Poker Tournament for LLMs

Quality of LLM Poker Play

  • Many hands show blatant misunderstandings: models mis-evaluate hand strength, misread boards (calling a wet board “dry”), or claim “top pair” when holding a weaker pair.
  • Models sometimes fold strong or decent hands with no pressure, mis-handle Omaha hands, or confuse draws vs made hands.
  • Participants note that these are not subtle GTO deviations but basic reasoning errors, often attributable to hallucinations and mis-parsing of state.

Limits of This “Tournament” as a Benchmark

  • Very small sample size (hundreds of hands per model) means bankroll graphs are dominated by variance; results are “for entertainment”, not statistically meaningful.
  • Full-ring, no-limit is far harder than the well-studied heads-up limit variant; using it makes serious comparison even harder.
  • Format is actually a cash game despite being labeled a tournament; long-running table with deep stacks leads to big swings.
  • Some technical oddities are observed (hand numbering, stack totals, odd pots), further undermining rigor.

Game Theory, Poker AI, and LLMs

  • Commenters with poker-AI background stress that strong play requires mixed strategies, equilibrium approximations (e.g., CFR, DeepStack, Pluribus), and consistent strategy across subgames.
  • Current general-purpose LLMs lack internal mechanisms for proper probabilistic play and search; they can’t match specialized poker bots.
  • Debate: some argue LLMs could approximate good play via tools (search, RNG, solvers) or by learning value functions; others think text-trained models are too imprecise and math-weak.

Randomness and Tool Calling

  • Simple tests of “random number 1–10” show biased outputs, or obviously patterned sequences; illustrates that naive token sampling is not suitable as a game RNG.
  • Others demonstrate that with code-execution tools, models can call real PRNGs and even generate well-distributed samples.
  • There is disagreement over whether relying on external tools still “counts” as the LLM playing.

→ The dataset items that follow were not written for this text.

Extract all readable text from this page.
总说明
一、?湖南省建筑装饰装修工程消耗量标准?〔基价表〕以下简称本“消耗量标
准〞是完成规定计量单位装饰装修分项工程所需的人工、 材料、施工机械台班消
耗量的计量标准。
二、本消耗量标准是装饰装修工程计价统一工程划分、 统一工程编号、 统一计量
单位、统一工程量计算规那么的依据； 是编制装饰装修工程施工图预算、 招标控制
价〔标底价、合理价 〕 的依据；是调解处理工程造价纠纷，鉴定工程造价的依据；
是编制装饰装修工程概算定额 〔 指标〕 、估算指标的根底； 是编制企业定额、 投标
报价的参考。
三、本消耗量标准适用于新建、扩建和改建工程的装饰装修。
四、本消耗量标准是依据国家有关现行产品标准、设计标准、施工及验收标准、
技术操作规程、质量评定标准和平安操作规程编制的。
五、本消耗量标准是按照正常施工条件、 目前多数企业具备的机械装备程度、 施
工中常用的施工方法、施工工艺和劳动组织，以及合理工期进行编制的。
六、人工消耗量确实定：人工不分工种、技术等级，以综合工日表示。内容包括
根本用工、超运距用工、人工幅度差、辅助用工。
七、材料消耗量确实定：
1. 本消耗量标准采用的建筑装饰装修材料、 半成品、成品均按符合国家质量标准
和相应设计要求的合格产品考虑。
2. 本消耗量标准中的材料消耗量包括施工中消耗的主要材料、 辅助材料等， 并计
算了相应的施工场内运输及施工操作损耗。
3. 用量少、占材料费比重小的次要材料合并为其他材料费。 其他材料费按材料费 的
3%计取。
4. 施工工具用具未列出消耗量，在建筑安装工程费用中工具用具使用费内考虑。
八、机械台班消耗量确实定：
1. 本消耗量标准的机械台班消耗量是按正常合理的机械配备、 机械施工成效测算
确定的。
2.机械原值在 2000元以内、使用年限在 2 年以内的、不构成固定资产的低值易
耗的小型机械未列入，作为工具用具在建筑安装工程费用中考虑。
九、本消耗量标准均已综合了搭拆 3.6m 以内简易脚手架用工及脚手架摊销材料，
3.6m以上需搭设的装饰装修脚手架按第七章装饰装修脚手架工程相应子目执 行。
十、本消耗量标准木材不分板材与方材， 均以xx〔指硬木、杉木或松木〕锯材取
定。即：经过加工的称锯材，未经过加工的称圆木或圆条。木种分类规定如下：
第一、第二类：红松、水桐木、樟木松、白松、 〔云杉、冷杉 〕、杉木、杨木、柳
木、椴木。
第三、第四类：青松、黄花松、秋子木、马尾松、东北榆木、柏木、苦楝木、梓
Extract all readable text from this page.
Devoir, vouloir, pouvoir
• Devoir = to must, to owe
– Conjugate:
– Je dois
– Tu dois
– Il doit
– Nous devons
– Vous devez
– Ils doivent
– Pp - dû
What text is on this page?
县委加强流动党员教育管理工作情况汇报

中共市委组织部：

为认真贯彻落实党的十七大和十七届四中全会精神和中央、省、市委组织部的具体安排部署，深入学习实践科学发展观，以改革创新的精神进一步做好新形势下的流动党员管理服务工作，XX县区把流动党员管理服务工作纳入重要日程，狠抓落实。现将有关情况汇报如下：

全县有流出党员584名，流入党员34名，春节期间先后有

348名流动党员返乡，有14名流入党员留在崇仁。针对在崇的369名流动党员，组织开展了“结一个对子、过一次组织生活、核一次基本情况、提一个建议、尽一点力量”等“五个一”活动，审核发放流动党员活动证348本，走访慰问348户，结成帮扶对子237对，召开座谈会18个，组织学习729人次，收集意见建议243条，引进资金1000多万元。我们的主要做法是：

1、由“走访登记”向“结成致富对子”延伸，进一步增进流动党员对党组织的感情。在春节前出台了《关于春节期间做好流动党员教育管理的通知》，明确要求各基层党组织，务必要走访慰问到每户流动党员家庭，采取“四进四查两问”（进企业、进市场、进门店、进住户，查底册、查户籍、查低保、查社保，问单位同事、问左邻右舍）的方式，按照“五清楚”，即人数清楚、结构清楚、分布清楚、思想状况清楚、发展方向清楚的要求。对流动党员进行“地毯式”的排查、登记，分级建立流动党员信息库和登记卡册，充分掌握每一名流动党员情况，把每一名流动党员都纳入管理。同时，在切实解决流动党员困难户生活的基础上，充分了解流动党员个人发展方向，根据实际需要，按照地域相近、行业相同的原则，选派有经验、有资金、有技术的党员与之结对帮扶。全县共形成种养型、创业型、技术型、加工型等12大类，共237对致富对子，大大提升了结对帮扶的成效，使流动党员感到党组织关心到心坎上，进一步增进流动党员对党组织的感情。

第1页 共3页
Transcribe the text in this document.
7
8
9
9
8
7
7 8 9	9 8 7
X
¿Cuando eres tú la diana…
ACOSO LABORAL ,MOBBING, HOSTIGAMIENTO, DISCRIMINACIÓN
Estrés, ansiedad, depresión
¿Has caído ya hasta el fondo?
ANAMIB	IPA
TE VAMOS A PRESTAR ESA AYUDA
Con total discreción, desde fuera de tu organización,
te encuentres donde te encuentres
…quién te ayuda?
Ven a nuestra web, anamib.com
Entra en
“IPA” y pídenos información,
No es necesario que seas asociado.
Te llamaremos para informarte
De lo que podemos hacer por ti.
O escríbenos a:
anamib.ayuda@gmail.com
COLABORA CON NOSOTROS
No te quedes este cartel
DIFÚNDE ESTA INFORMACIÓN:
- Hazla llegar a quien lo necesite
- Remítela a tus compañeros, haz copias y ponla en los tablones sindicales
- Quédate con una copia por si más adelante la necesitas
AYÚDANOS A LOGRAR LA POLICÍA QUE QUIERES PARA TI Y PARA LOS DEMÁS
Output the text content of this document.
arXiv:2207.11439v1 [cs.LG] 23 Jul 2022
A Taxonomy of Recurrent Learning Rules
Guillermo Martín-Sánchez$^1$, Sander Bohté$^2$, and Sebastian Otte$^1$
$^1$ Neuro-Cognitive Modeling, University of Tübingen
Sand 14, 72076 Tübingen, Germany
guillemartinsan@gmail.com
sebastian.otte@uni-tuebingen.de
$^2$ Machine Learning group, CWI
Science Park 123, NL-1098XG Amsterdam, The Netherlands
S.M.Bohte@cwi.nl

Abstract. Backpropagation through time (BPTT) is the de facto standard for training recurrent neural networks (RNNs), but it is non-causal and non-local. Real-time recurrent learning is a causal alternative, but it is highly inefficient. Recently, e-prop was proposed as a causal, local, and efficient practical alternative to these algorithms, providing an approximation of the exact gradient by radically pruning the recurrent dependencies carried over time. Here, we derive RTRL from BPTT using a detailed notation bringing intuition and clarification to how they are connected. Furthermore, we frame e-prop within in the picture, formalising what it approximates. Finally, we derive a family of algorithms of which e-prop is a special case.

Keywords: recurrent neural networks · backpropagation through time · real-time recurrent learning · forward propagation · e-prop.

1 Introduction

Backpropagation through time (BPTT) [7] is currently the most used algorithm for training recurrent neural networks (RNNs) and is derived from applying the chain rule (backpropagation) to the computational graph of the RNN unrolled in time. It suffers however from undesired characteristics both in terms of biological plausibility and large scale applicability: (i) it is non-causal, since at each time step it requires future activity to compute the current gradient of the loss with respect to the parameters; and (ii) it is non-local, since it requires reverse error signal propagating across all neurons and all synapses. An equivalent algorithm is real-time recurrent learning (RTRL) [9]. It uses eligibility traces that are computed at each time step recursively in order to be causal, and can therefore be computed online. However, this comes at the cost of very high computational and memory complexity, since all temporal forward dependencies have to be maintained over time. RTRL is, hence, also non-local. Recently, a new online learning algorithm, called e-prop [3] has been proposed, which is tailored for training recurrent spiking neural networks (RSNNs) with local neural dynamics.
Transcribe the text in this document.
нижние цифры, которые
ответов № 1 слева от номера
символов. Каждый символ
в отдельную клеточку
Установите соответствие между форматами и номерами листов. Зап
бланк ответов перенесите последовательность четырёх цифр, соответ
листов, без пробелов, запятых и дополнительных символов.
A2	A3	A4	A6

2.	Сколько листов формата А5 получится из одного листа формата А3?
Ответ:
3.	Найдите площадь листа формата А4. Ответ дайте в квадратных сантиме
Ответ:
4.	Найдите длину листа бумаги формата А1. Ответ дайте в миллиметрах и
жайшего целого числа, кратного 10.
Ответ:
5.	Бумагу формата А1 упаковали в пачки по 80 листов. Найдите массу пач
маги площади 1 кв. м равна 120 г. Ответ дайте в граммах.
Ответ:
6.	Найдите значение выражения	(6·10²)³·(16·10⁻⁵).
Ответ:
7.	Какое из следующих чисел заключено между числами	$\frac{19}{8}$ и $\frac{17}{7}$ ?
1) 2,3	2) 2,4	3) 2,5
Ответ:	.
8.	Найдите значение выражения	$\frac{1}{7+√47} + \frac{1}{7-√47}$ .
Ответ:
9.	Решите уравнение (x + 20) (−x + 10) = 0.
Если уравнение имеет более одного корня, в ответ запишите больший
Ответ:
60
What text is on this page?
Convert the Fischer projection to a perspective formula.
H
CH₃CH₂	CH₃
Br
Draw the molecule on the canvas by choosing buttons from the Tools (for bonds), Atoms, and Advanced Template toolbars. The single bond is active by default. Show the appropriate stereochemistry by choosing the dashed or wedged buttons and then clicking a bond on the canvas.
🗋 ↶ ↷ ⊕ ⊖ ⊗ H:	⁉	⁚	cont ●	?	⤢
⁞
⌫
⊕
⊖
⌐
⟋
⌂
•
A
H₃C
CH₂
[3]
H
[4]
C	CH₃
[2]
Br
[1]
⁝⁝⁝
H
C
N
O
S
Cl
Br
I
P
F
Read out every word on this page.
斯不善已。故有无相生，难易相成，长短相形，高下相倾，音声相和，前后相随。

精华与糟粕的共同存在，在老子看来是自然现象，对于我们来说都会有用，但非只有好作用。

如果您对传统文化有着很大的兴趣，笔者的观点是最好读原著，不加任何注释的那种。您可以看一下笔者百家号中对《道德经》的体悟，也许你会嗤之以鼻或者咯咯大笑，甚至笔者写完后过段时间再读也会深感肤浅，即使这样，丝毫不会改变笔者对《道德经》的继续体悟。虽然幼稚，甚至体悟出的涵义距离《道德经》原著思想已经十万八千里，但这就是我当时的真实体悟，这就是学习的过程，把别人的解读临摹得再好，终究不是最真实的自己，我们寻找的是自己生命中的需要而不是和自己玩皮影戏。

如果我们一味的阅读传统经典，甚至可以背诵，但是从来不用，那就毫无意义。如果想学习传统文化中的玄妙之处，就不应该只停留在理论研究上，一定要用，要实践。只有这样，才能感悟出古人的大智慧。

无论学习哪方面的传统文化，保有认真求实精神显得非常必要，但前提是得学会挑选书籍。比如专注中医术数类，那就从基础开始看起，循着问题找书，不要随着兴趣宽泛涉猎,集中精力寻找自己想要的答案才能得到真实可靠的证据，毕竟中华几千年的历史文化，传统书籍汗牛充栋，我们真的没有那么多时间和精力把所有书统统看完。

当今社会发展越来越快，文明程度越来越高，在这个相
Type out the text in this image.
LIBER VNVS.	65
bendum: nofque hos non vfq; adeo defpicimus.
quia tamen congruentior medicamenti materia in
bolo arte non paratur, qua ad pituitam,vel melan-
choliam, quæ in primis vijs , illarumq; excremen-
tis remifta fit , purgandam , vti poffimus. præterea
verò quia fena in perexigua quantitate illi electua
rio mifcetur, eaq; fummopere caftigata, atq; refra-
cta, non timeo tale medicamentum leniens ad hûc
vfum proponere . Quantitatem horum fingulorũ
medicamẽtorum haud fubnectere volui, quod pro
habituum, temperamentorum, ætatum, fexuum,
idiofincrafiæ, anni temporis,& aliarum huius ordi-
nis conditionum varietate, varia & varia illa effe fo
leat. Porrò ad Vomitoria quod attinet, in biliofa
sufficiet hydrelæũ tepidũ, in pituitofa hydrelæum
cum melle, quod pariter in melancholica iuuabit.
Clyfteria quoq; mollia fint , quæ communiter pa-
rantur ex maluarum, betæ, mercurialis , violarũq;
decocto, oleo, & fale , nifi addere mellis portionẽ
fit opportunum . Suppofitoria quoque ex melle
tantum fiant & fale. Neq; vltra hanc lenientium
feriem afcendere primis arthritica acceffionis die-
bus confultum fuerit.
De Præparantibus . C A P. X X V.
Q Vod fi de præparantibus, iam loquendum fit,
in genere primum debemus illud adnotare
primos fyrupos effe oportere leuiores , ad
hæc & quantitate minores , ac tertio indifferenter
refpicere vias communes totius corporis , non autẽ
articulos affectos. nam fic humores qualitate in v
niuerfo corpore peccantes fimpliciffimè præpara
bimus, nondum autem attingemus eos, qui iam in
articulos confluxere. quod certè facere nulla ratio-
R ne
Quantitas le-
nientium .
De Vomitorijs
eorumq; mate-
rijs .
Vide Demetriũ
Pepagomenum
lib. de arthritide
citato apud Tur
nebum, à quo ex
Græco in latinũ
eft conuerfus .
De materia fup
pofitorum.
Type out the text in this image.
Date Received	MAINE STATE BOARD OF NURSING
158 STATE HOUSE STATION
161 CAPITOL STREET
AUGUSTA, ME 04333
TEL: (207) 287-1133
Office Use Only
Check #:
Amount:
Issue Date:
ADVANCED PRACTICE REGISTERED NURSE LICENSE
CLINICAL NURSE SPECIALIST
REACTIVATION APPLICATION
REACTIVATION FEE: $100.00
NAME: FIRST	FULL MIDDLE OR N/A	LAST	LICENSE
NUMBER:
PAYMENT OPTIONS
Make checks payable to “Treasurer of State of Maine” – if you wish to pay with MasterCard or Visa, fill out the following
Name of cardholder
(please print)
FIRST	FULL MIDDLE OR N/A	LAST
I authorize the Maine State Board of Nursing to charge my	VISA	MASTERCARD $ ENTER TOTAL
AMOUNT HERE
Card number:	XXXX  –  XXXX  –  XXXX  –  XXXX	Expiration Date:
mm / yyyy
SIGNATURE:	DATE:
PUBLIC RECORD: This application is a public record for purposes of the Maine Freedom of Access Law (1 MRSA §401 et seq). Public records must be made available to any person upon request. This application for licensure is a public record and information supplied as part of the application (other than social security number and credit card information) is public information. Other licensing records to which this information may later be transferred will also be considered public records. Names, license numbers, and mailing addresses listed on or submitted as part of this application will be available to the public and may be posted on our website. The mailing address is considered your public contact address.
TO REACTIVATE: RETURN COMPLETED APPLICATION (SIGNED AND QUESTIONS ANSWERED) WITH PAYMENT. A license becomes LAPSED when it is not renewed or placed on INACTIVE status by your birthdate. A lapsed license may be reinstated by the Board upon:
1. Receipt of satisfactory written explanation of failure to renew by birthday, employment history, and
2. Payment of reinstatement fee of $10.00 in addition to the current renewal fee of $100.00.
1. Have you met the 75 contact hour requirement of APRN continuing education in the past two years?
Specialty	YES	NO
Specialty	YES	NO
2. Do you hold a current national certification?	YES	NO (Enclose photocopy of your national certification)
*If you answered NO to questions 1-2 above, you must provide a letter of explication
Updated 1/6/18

Alternative Designs & Extensions

  • Suggestions include: heads-up formats, many more hands with position-swapping, pre-defined scenarios to probe decision quality, or using LLMs to write dedicated poker bots instead of playing directly.
  • Several people want table talk: bluffing, trash talk, visible chains-of-thought, and attempts to manipulate other models as a richer test of “intelligence”.
  • Parallel efforts (on-chain AI poker, custom research setups, educational poker apps) are mentioned as more controlled or specialized explorations of AI poker.